Jutta removes the earpiece and squints. In the twilight, her wild volutions of hair look more radiant than ever: a struck match.
“In Young Girls League,” she whispers, “they have us making socks. Why so many socks?”
“The Reich must need socks.”
“For what?”
“For feet, Jutta. For the soldiers. Let me sleep.” As though on cue, a young boy—Siegfried Fischer—cries out downstairs once, then twice more, and Werner and Jutta wait to hear Frau Elena’s feet on the stairs and her gentle ministrations and the house fall quiet once more.

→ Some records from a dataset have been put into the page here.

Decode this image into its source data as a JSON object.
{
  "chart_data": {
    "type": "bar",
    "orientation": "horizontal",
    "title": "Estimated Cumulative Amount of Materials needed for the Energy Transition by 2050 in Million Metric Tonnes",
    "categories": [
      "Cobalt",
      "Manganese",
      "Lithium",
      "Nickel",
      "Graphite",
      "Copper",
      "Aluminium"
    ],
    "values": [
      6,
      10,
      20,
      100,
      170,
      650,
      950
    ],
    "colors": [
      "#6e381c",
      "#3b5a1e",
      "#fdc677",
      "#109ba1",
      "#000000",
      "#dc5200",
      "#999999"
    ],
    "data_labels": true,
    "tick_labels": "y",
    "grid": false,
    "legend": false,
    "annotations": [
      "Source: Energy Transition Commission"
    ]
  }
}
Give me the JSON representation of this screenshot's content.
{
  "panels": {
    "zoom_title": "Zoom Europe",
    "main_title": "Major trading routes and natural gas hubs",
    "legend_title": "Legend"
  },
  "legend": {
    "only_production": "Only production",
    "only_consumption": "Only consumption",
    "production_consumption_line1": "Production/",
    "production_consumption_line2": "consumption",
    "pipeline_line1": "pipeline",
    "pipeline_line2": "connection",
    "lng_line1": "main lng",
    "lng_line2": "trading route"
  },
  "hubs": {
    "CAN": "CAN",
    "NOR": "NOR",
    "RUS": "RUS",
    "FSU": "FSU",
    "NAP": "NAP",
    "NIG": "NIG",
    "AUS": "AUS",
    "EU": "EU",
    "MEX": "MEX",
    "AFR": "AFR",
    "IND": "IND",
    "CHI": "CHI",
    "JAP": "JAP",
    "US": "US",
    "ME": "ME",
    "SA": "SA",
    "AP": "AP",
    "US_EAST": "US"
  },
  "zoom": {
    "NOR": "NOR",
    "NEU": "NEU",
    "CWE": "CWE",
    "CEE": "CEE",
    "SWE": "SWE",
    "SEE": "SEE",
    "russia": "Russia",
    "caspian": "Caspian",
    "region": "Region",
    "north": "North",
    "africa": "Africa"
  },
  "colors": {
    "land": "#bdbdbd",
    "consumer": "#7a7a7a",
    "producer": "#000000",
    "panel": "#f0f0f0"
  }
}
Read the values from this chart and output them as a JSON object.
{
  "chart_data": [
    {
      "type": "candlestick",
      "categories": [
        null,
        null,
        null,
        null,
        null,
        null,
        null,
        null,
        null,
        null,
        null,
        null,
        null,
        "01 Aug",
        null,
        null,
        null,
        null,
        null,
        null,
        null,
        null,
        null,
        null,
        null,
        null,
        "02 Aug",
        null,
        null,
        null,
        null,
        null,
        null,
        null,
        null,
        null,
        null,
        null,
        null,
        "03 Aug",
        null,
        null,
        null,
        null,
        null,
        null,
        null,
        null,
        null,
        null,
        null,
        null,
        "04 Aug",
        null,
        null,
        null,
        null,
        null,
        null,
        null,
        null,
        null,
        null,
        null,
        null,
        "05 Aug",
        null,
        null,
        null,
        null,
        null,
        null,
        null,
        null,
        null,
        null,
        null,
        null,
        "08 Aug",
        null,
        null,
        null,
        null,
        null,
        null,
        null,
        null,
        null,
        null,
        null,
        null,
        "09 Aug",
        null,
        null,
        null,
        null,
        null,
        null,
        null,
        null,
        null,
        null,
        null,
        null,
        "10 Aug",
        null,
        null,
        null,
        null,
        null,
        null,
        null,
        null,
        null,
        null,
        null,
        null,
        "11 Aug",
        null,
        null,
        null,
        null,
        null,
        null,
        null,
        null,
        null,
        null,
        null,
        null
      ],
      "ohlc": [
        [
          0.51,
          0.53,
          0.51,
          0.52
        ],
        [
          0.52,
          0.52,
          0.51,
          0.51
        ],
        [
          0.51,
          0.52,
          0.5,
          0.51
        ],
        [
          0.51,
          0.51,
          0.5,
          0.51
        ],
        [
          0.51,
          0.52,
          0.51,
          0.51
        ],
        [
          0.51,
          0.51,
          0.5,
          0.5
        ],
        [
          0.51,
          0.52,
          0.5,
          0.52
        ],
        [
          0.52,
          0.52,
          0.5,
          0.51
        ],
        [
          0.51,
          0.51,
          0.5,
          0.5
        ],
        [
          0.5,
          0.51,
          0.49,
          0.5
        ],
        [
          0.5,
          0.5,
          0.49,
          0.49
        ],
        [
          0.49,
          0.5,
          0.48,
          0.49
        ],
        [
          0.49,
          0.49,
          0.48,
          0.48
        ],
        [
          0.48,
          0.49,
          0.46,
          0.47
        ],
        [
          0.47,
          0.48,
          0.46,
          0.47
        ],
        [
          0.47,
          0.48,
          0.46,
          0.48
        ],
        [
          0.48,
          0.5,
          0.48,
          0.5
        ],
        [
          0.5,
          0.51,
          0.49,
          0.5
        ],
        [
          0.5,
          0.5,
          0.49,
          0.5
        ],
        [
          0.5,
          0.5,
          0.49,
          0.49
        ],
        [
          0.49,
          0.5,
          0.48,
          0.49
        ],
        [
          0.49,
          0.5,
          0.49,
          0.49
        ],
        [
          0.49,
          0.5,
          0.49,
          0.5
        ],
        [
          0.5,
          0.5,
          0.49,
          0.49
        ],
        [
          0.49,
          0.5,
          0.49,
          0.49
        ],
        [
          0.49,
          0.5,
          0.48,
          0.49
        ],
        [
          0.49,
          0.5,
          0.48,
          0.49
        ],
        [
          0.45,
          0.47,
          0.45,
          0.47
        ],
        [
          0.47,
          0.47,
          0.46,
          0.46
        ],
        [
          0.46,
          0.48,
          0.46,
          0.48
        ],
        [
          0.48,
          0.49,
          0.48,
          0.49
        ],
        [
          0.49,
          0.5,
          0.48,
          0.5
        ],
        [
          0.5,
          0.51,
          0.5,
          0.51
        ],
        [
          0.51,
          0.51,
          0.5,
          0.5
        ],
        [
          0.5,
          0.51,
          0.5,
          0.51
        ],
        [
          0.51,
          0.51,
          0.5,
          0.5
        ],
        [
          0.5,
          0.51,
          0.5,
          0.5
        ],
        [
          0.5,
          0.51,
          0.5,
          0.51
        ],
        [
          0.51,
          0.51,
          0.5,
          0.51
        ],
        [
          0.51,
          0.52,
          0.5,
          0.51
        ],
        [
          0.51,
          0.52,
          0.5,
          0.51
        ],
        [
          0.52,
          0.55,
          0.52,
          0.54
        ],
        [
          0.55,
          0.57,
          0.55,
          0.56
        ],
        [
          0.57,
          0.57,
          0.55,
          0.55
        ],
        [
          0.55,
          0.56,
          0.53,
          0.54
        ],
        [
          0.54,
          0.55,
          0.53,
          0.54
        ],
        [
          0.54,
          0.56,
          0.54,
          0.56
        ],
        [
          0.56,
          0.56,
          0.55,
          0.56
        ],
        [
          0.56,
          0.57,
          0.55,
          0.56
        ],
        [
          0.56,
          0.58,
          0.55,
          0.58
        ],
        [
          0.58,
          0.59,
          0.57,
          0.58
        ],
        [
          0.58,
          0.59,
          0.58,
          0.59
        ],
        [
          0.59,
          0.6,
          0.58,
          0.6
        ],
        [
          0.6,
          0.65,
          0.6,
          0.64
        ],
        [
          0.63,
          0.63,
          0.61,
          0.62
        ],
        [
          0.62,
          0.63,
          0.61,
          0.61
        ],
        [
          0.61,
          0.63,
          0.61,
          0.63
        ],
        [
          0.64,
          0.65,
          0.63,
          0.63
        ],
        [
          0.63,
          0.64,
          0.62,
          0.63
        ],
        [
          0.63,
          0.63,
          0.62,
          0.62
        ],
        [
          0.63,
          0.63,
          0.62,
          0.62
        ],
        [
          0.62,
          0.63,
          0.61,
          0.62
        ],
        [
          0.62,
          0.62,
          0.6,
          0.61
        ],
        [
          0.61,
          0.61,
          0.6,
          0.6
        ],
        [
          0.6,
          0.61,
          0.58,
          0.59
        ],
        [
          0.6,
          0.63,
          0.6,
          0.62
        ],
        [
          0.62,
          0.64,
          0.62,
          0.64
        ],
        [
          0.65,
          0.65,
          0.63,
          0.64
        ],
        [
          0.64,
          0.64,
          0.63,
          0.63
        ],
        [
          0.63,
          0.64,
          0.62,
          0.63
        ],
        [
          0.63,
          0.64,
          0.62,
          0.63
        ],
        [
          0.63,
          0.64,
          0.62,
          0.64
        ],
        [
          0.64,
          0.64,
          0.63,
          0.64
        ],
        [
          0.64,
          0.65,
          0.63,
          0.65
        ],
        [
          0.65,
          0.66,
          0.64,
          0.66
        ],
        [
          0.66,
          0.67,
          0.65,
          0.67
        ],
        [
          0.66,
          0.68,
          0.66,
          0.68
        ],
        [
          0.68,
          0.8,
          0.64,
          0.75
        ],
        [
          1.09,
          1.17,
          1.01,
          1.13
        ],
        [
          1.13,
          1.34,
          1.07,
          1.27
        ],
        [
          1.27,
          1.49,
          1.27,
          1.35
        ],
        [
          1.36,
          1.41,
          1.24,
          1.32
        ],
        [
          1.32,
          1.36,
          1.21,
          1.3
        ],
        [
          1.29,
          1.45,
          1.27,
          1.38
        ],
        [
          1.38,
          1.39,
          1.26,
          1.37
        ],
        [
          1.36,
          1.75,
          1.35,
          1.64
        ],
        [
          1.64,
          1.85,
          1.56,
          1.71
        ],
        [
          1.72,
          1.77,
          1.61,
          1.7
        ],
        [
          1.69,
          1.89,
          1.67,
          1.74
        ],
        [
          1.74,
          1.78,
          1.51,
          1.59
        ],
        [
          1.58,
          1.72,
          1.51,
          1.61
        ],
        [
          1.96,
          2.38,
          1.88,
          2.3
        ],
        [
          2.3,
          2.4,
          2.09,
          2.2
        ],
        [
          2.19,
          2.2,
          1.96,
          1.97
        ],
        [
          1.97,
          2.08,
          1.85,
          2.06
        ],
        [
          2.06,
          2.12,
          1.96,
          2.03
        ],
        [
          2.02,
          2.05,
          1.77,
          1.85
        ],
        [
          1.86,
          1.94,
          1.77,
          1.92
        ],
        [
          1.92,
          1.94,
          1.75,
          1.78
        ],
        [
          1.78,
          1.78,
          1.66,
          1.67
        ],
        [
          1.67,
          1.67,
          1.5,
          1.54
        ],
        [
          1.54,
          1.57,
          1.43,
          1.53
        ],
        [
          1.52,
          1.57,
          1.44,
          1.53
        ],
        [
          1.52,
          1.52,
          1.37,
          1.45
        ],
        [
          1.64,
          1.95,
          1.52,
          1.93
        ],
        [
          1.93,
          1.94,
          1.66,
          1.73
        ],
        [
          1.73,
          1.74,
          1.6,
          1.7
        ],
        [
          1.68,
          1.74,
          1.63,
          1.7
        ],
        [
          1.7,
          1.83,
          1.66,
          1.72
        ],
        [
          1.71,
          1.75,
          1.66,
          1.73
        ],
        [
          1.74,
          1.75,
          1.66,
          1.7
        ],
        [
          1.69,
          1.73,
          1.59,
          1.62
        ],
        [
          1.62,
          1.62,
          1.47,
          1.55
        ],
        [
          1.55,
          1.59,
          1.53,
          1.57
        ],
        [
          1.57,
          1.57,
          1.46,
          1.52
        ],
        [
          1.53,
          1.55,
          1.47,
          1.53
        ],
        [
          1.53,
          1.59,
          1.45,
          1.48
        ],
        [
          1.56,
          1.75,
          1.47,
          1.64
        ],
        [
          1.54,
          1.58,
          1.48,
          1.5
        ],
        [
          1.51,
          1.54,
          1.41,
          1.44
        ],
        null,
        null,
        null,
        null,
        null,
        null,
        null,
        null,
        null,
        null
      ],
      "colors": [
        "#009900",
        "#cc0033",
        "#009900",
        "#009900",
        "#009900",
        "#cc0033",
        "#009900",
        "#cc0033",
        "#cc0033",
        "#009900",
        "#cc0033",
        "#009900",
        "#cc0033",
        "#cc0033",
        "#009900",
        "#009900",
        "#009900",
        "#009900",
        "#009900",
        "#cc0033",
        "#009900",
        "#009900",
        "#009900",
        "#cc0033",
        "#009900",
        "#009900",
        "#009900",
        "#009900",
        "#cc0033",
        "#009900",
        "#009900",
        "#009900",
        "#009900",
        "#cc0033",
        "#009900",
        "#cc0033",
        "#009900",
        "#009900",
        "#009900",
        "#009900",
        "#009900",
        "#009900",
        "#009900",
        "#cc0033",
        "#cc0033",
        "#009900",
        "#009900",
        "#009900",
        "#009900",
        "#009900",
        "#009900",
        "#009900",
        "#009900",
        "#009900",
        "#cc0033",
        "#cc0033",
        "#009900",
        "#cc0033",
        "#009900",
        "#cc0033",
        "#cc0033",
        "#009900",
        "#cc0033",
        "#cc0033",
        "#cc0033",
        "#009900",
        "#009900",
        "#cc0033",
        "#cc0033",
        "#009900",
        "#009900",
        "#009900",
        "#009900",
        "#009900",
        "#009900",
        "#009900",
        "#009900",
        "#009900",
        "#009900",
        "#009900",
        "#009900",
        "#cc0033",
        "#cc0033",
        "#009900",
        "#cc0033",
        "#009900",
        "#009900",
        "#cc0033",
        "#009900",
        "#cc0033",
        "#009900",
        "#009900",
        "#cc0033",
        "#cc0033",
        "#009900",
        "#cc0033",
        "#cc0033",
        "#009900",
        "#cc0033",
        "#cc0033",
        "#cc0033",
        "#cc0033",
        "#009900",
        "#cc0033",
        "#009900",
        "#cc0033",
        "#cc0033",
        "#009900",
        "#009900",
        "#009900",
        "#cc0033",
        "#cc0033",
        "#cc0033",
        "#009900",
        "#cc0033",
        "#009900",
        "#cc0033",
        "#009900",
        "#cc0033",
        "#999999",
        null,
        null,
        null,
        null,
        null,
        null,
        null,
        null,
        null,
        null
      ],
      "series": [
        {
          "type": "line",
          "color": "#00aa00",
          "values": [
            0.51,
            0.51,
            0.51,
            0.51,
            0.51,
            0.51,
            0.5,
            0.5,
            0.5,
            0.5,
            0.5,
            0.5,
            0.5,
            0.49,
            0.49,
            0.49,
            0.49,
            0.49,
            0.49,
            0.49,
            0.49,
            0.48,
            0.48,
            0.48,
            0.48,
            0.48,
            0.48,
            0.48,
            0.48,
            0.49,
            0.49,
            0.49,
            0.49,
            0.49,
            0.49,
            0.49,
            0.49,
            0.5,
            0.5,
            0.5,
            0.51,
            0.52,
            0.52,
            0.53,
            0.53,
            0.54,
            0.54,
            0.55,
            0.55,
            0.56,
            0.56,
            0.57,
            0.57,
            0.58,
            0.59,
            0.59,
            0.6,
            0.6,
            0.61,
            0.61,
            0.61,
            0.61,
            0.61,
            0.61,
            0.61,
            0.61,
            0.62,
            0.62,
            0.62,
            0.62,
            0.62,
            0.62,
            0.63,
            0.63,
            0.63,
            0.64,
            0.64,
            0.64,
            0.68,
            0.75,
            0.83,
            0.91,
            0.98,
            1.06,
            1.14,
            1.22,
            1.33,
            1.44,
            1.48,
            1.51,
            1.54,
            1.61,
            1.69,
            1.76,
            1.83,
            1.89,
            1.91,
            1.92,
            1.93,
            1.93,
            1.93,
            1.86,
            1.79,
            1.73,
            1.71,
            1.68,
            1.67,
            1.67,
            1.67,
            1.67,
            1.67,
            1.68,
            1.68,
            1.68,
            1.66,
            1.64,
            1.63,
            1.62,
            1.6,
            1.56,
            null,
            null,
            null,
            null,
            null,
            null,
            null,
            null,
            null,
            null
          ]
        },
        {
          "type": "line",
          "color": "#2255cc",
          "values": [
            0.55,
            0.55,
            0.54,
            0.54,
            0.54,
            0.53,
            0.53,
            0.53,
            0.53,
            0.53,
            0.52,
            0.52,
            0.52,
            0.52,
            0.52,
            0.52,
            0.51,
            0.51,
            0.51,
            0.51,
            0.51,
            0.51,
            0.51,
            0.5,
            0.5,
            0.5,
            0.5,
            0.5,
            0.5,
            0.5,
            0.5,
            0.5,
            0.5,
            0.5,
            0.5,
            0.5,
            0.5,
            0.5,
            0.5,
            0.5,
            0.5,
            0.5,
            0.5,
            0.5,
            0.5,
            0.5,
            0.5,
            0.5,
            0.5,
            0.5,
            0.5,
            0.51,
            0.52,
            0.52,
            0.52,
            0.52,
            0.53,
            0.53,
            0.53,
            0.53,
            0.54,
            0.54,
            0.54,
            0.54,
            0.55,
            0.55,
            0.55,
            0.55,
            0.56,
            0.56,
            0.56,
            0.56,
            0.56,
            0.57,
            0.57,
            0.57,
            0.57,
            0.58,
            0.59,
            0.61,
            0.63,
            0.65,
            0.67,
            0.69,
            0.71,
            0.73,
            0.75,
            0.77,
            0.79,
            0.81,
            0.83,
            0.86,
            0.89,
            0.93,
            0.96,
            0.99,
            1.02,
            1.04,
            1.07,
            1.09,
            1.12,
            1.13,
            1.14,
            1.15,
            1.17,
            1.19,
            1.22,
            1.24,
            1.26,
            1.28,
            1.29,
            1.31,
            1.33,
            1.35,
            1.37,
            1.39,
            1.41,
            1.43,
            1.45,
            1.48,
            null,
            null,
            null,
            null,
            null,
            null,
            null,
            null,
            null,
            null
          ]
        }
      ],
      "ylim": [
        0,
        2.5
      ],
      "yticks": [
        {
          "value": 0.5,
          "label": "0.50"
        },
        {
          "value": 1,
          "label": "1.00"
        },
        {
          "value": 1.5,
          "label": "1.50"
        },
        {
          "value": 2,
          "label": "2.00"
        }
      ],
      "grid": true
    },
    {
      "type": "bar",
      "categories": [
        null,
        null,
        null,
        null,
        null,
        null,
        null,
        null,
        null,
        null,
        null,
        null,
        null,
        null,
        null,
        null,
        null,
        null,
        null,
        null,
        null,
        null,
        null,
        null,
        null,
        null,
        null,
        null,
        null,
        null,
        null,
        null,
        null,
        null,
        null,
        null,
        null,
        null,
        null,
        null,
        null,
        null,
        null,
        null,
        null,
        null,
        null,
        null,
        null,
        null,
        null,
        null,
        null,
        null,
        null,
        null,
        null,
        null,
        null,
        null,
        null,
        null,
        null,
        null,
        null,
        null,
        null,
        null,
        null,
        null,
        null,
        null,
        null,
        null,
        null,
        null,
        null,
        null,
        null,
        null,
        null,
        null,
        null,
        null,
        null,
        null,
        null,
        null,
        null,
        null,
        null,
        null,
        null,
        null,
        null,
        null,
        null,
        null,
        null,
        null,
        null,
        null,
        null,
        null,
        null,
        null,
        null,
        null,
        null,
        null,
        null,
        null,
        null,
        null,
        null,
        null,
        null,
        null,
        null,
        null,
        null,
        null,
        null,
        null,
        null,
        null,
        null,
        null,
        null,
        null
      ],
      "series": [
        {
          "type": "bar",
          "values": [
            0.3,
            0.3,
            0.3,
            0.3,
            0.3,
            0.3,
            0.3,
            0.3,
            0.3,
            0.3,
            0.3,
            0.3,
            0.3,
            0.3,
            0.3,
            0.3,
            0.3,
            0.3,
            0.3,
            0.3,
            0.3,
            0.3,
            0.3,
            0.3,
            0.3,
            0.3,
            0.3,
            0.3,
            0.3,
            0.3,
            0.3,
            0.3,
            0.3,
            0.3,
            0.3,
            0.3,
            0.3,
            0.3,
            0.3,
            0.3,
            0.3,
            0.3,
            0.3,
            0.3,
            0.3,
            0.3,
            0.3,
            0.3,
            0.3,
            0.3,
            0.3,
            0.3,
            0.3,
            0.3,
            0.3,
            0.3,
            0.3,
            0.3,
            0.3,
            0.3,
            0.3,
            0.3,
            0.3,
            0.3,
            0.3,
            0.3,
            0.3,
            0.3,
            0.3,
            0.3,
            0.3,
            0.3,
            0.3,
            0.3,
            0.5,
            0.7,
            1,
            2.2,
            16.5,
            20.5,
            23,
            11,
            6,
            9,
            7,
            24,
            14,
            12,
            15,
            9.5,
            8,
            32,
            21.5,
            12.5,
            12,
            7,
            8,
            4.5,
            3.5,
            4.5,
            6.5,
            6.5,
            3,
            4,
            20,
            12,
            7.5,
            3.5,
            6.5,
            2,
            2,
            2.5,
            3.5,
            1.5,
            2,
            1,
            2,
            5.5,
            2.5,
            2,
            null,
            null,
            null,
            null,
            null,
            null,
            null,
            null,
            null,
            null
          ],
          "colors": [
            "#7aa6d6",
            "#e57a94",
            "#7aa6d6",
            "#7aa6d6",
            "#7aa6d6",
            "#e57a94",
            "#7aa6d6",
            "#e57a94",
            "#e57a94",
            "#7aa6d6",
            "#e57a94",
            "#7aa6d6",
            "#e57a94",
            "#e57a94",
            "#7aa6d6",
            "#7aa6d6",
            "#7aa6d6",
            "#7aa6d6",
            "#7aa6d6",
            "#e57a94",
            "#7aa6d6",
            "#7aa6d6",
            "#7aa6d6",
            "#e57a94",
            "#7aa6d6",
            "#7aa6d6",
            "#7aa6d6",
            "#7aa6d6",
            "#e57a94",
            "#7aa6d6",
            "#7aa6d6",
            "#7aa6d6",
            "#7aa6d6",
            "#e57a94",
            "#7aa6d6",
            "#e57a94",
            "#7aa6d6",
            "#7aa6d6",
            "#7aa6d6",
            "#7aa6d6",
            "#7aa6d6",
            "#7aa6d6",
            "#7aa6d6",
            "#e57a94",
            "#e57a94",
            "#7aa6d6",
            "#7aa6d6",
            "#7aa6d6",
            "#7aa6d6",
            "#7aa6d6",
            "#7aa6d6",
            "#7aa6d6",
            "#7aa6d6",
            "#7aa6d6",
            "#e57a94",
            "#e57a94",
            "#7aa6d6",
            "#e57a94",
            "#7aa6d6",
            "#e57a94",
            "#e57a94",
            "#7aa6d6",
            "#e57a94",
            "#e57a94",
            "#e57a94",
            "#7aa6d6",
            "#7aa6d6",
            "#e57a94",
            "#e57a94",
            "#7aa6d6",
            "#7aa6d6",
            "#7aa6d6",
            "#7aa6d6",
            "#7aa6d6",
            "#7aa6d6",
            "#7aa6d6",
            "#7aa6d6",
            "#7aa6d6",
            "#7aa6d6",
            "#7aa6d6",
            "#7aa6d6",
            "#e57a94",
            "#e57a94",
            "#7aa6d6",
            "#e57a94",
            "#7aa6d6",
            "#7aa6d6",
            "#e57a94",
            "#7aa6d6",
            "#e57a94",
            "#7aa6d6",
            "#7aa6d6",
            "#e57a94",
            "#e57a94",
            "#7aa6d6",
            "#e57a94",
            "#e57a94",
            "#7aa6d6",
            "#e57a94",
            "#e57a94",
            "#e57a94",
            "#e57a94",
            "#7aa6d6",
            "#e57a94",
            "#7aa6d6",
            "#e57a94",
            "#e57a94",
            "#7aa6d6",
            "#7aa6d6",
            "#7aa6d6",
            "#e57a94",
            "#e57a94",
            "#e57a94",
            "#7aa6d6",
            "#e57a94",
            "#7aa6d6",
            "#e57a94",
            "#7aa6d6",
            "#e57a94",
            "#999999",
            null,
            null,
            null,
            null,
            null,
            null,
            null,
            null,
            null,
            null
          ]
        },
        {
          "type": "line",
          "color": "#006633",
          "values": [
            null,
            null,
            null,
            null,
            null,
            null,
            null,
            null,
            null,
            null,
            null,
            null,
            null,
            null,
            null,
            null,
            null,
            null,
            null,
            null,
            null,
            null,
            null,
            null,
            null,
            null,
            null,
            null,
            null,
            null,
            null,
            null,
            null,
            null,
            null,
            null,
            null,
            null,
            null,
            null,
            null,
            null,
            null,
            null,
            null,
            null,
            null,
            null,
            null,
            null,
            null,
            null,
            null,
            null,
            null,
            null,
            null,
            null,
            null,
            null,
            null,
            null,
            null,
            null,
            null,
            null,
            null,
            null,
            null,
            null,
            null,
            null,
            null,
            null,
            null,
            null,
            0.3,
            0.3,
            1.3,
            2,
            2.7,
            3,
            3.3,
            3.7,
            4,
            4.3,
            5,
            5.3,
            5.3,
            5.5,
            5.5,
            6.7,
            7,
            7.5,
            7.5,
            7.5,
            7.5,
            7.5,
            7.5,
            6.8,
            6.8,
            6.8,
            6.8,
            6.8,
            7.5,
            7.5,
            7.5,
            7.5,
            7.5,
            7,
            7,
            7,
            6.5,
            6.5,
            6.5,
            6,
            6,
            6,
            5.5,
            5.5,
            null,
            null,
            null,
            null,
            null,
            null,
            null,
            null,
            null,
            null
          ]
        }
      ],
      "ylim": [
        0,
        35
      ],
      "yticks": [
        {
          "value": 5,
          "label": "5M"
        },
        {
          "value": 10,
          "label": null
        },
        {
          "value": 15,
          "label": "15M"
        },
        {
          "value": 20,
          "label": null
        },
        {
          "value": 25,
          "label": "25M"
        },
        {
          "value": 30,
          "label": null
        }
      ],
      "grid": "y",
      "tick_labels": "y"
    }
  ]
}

“All you want to do are mathematics problems,” Jutta whispers. “Play with radios. Don’t you want to understand what’s happening?”
“What are you listening to?”
She crosses her arms and puts the earphone back and does not answer.
“Are you listening to something you’re not supposed to be listening to?”
“What do you care?”
“It’s dangerous, is why I care.”
She puts her finger in her other ear.
“The other girls don’t seem to mind,” he whispers. “Making socks. Collecting newspapers and all that.”
“We’re dropping bombs on Paris,” she says. Her voice is loud, and he resists an urge to clap his hand over her mouth.
Jutta stares up, defiant. She looks as if she is being raked by some invisible arctic wind. “That’s what I’m listening to, Werner. Our airplanes are bombing Paris.”